Parent Stephanie Trujillo says her 4-year-old daughter enjoys making crafts like this painting at Proyecto Pastoral. (Courtesy Stephanie Trujillo )

After the fifth case was confirmed on July 17, Sanchez said the health department told Proyecto to conduct a deep cleaning before reopening the following Monday, but did not provide any specific guidelines for how to conduct the cleaning.

The child care center's director instructed the cleaning company based on information from the state's Department of Social Services and the Department of Education. Every single thing a child might come into contact with -- toys, furniture, floors -- was disinfected, along with the center's computers, walls and countertops.

Proyecto provided LAist with a copy of the county's inspection report from July 23. The health department made a few recommendations, including logging temperature checks and updating the HVAC filters, and concluded the center's procedures "meet or exceed guidelines issued by Los Angeles County to reduce the risk of spread of COVID-19."

"We did everything we were told to do and then some, but my realization is [that] in the future we will do more," Sanchez said. For example, were the center to ever reach three cases of coronavirus again, she'd close and reevaluate.

"We're reflecting on what our responsibility is to ensure safety of the community of the staff and the children," Sanchez said.


Since the beginning of the coronavirus pandemic, it's been up to each California child care provider, whether they watch kids in their home or at a center, to decide whether to continue operating.

Providers have maxed out informational conference calls and there are daily discussions on social media on navigating the changing guidelines from state and local agencies, where to find supplies and how to entertain kids in new socially distanced ways.

Tonya Muhammad runs a home day care in Hawthorne.

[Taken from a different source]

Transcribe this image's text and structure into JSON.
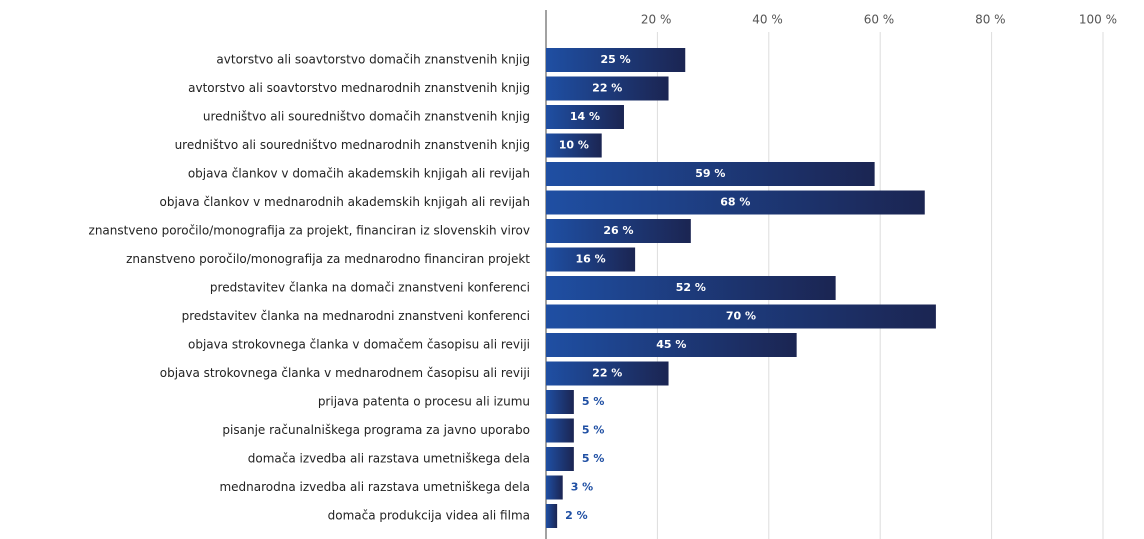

She's been in the business for 30 years and hosts a podcast and Instagram account called Daycare Chronicles 101 to advise other providers.

"I had to resort to alcohol -- like buying a gallon of alcohol from a dental supply place and breaking it down to where it would meet the qualifications to be a disinfectant," Muhammad said. She's also paid up to $20 a can for Lysol spray.

A recent survey from The Center for the Study of Child Care Employment found 38% of California child care providers say they still don't have sufficient cleaning supplies and worry about exposure to COVID-19.

Recently, when a parent arrived to pick up their child from Tameika Lackey's home child care in Long Beach, she mentioned she'd just come from the emergency room after exhibiting symptoms of COVID-19.

"I start(ed) spraying the door, mopping the floors, just sanitizing because I still had kids here," Lackey said.

Lackey said the Long Beach Health Department advised her to wait until the test results came back before deciding to close. After a week, she still hadn't heard anything from the parent and the child had not returned.

"I'm still scared to keep continuing and I don't know what's going on inside my home. Even though I clean every day, it still scares me," Lackey said.